Yadier Molina doubled to left field with two outs and Matt Carpenter at first base in the bottom of the ninth inning at Busch Stadium. The ball caromed off an advertisement for the Missouri Lottery beyond the wall, and Carpenter raced home with the winning run.
However, the ball should have been ruled dead, forcing Carpenter to return to third. Cincinnati manager Bryan Price followed the umpires off the field and spoke with them in the tunnel, but according to the crew chief, the Reds' call to review the play was too late and the winning run stood.
"In this situation, Bryan Price did not come up on the top step (of the dugout),"crew chief Bill Miller told a pool reporter. "We stayed there. I waited for my partners to come off the field. I looked into the dugout, the Cincinnati dugout and Bryan Price made no eye contact with me whatsoever and then, after 30 seconds, he finally realized. Somebody must have told him what had happened and we were walking off the field."
Miller said none of the four umpires had an inkling the ball hit the sign, or they would have reviewed it themselves.
Teams are supposed to demonstrate their intent to review a play within 10 seconds and make up their mind within 30 seconds, but on plays that end the game, that decision must be "immediate," according to Replay Review Rule II D-3.
As the Cardinals mobbed Molina between first and second base, several Reds players milled about on the field as if awaiting a replay review.
"I saw the Reds still on the field, but I didn't know what happened so I came inside and they were saying it was a ground-rule double," Molina said. "I didn't know what happened at the moment."

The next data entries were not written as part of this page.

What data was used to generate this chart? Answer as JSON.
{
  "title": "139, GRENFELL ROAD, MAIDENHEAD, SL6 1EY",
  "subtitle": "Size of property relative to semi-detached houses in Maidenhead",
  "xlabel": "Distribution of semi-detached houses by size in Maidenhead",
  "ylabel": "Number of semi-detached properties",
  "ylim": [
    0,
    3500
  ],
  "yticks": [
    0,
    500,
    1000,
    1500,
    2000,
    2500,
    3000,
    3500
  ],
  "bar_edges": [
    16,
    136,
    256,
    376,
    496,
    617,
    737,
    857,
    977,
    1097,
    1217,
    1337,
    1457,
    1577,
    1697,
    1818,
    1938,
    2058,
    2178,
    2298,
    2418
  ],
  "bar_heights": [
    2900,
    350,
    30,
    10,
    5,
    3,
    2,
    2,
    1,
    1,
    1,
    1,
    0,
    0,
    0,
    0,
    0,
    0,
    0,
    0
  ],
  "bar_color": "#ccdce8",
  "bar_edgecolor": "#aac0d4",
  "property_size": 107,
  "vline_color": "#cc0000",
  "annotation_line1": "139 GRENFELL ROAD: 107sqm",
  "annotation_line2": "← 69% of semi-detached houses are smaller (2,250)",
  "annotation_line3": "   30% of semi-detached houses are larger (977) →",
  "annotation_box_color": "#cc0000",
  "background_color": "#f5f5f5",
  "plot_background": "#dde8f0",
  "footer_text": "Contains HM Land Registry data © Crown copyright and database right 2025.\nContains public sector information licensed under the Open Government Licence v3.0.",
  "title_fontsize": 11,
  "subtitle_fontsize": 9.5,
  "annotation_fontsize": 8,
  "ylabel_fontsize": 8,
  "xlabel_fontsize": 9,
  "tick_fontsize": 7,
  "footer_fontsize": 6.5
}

Cardinals manager Mike Matheny, whose team trails the Giants by a half-game for the final wild-card spot pending the late game in San Francisco, acknowledged that the ground rules at Busch Stadium made that a dead ball.

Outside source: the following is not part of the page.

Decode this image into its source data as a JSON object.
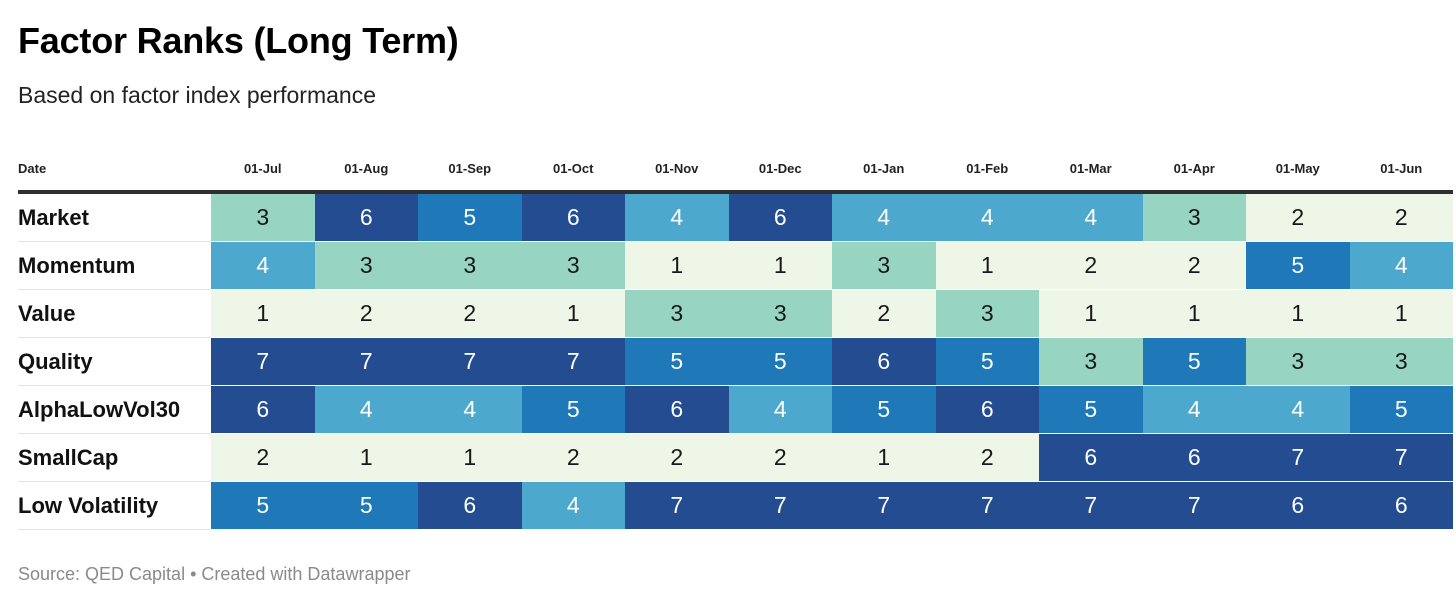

The Cardinals didn't stick around long to see if there would be a review.
"They celebrated on the field and there's no reason to hang around," Matheny said.
Carpenter was about halfway between second and third base when the ball collided with the padded sign, so he would have been ordered back to third had umpires realized it was a dead ball.
"When the ball's hit I'm running as hard as I can. I never looked or saw where it was," Carpenter said. "I'm picking up the third-base coach and got the wave, and that's a fun way to win a game."